貫禄のある往年の姿しか知らなかったので、映画を見て、すごく心が揺れました。
彼女の父親が牧師だったことを始めて知りました。
ゴスペル歌手であった母親とは離れて暮らさなければならなかったことや、父親の期待に応えるためいい子でいなければならなかったこと、いつも父や夫のいいなりだったこと、それでも自分を確立したいと焦っていたこと、いろんなことが映画の中で描かれていました。
歌詞の意味も深く考えることなく、パンチのきいた歌唱力という表面的なところでしたアレサを見ていませんでした。
リスペクトという言葉はいろんな場面で使われています。
日本語でも英語でも意味は変わらないと思うのですが、まるで「リスペクト」がすごく特別な言葉であるように、そして尊敬や敬意とは異なるかのように使われています。ほんのささいなやじやからかいまでもが「リスペクト」を振りかざす人たちによって糾弾されるなど、正義の暴力をまとった攻撃の武器となっています。
アレサが歌う「リスペクト」はそんなたいそうな、大げさな、意味深な、特別な意味を持たせたもったいぶったものではなく、ただ自分を少しだけでいいから大事にしてほしい、そんなささやかな願いのことなんです。

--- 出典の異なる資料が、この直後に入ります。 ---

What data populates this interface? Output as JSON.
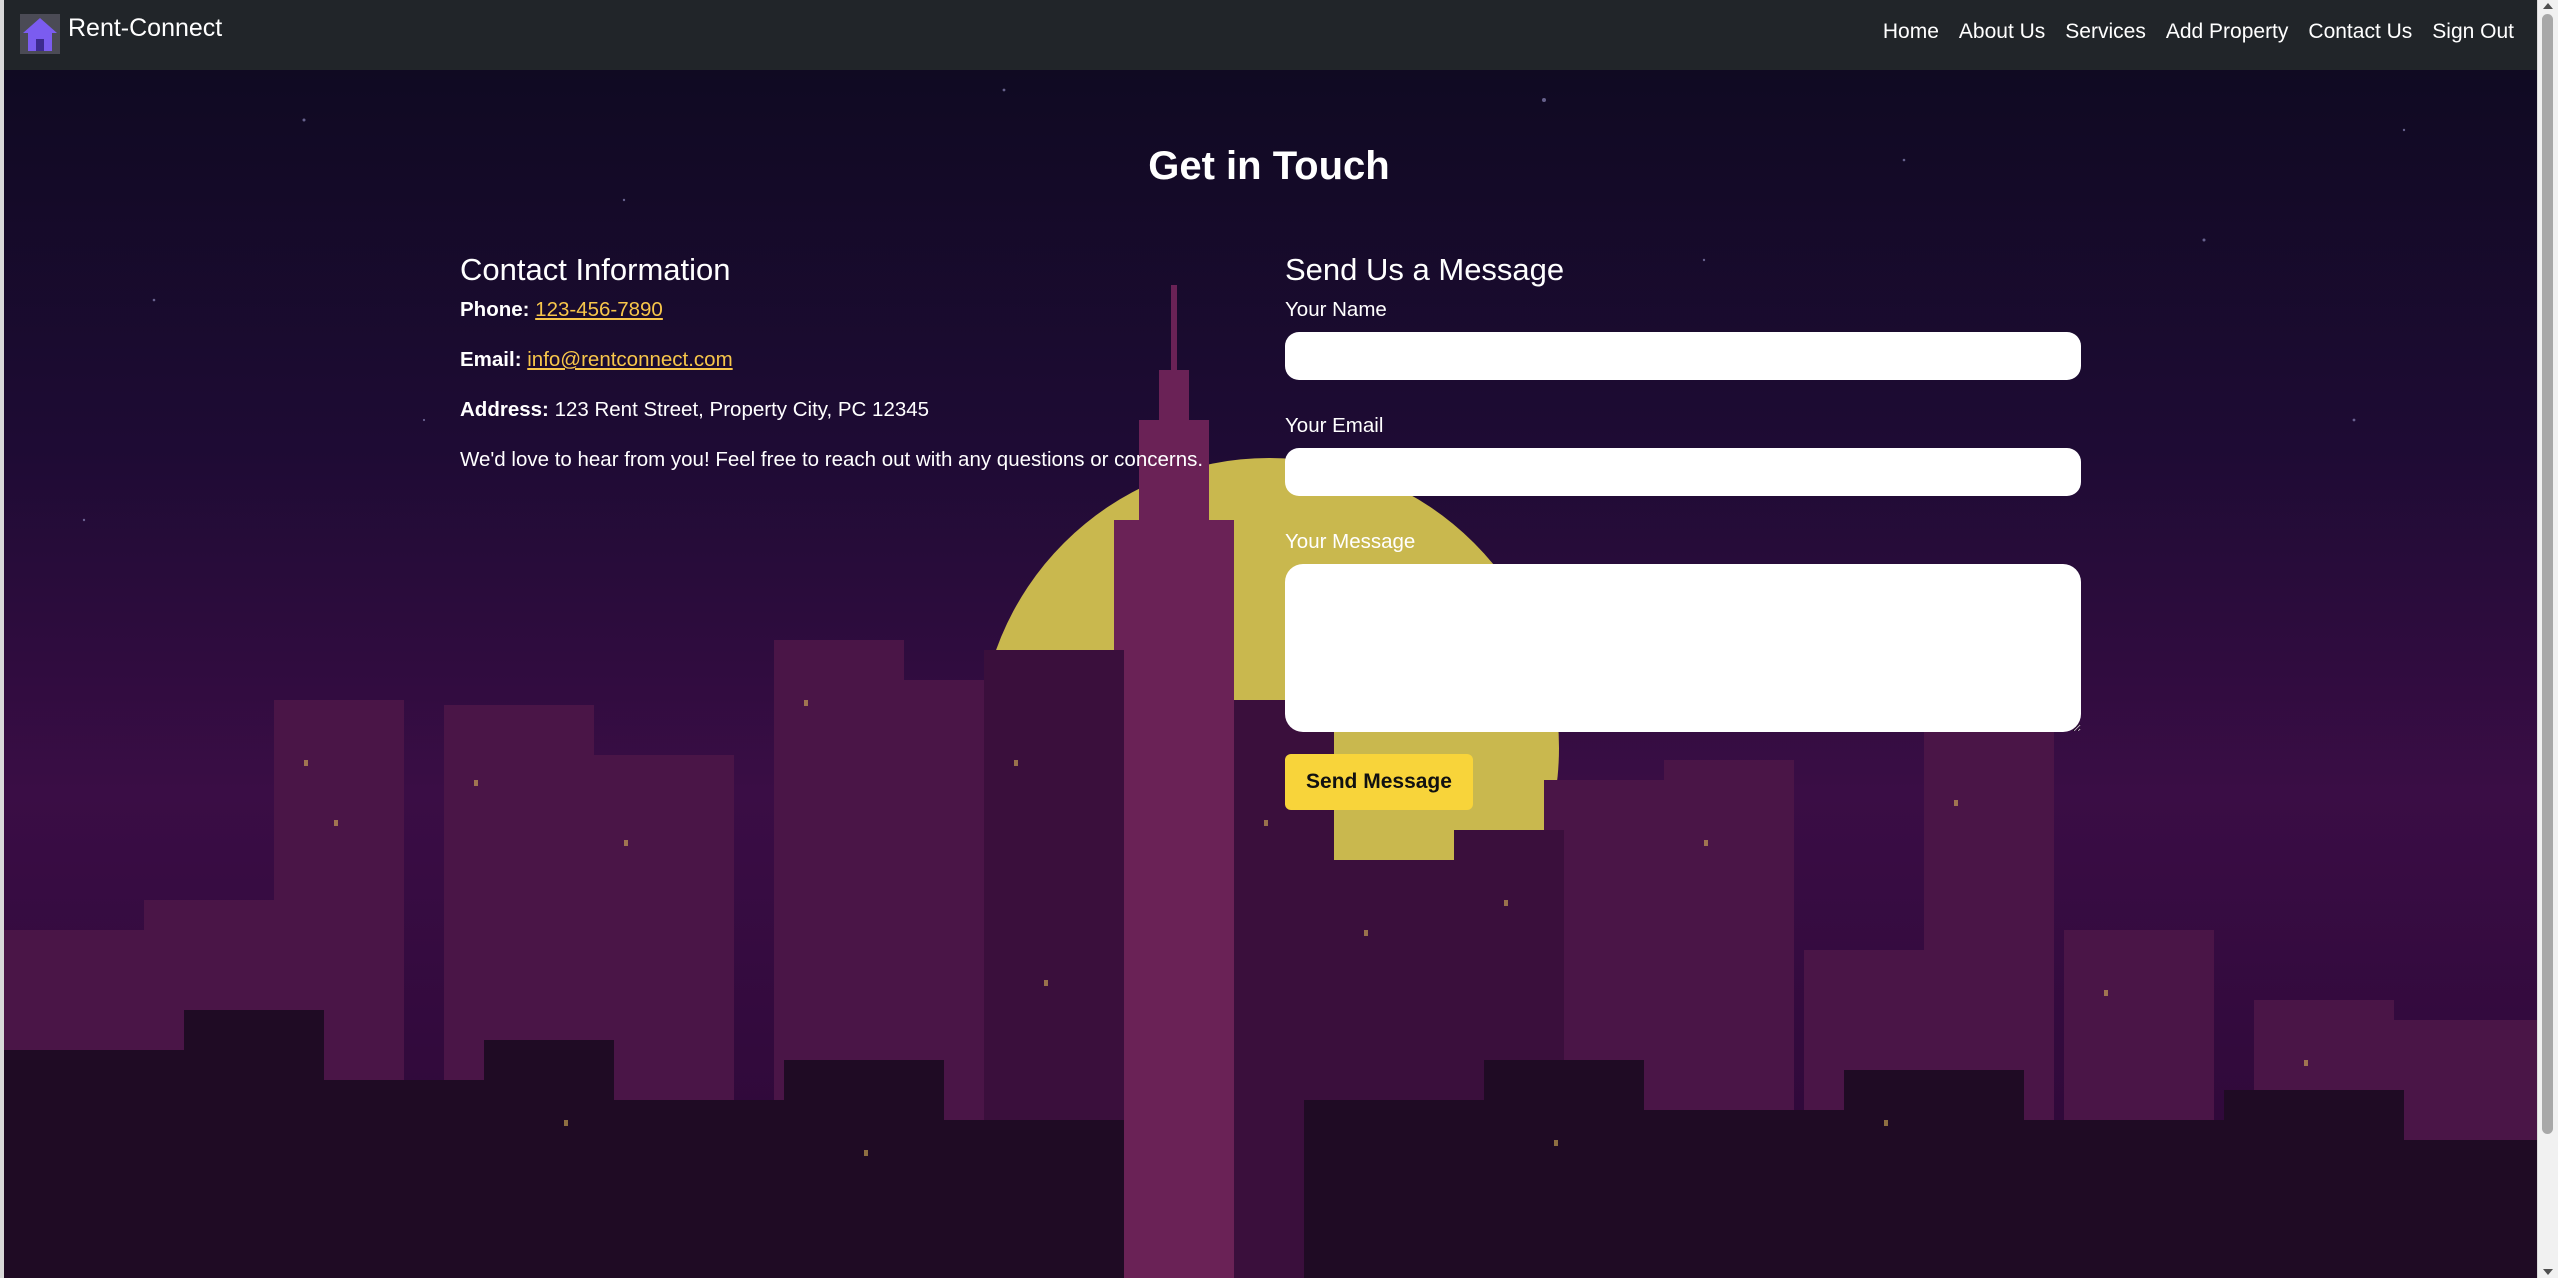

自分を卑下したり、焦って手あたり次第に歌ってみたり、とにかく自分を認めてほしい、そんな痛さがあるのです。
大物歌手、ビッグアーティストの往年の姿からは想像できない痛さです。
でも彼女の切実な気持ちにすごく共感しました。
大統領の就任式典で歌うほどの歌手でさえも、ささやかなリスペクトを望むなら、凡人の私たちはもっとです。
ほめてもらいたいわけじゃない。
持ち上げてほしいわけじゃない。
ごはんの準備が嫌なんじゃない(嫌な時もあるけど)
掃除が嫌なんじゃない(嫌な時もあるけど)
育児がツラいんじゃない(ツラい時もあるけど)
仕事がしんどいんじゃない(しんどいときもあるけど)
ただ、ほんの少しのリスペクトがほしいだけ。
おざなりではないサンキューが欲しいだけ。
風邪を引いて寝込んだときに、食事や子どもの送り迎えのことだけじゃなく、自分の体のことを少しでいいから気にかけてほしいだけ。

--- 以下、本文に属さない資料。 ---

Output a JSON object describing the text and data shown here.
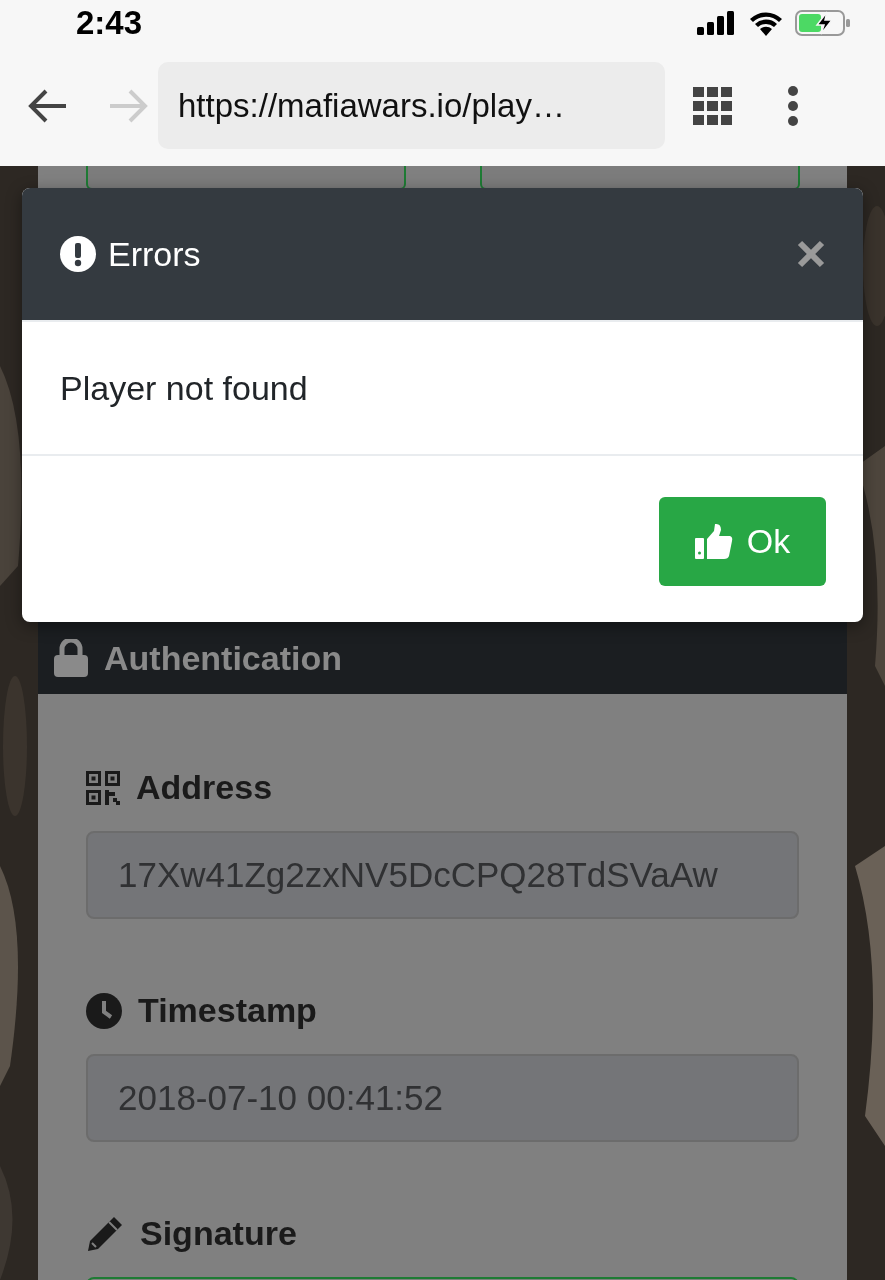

ごはんは作らなくていいよ、子どもと外で食べてくるから。
ではなく、なにか作ろうか?って言ってほしかっただけ。
明日のお迎え大丈夫?じゃなくて、体大丈夫?って言ってほしかっただけ。
アレサは神様から偉大な才能を授かったけど、男たちは彼女を利用してばかり。
彼女じゃなくても泣きたくなる。お酒におぼれたくもなる。
でも神様は彼女を見限らなかった。
彼女は最後まで神様から離れなかった。
だから神様は彼女を守ってくれた。
神様が彼女を見限っていたら私たち、彼女のパワフルでソウルフルな歌声に出会えなかった。
無名の歌手として埋もれていた。
アメージンググレースはいろんな人が歌うのを聞いて、それなりにいいなと思ってた。
でも神様に守られたアレサが歌うこの曲は、神様への感謝が切実に伝わってくる。
今はスマホで音楽が聞ける時代です。
アレサを知らないという若い世代の女性は、ぜひ聞きいてみてください。
私たちとは異なる世代、国籍、人種の女性である彼女の訴えるリスペクトを求める声が切実に伝わってきます。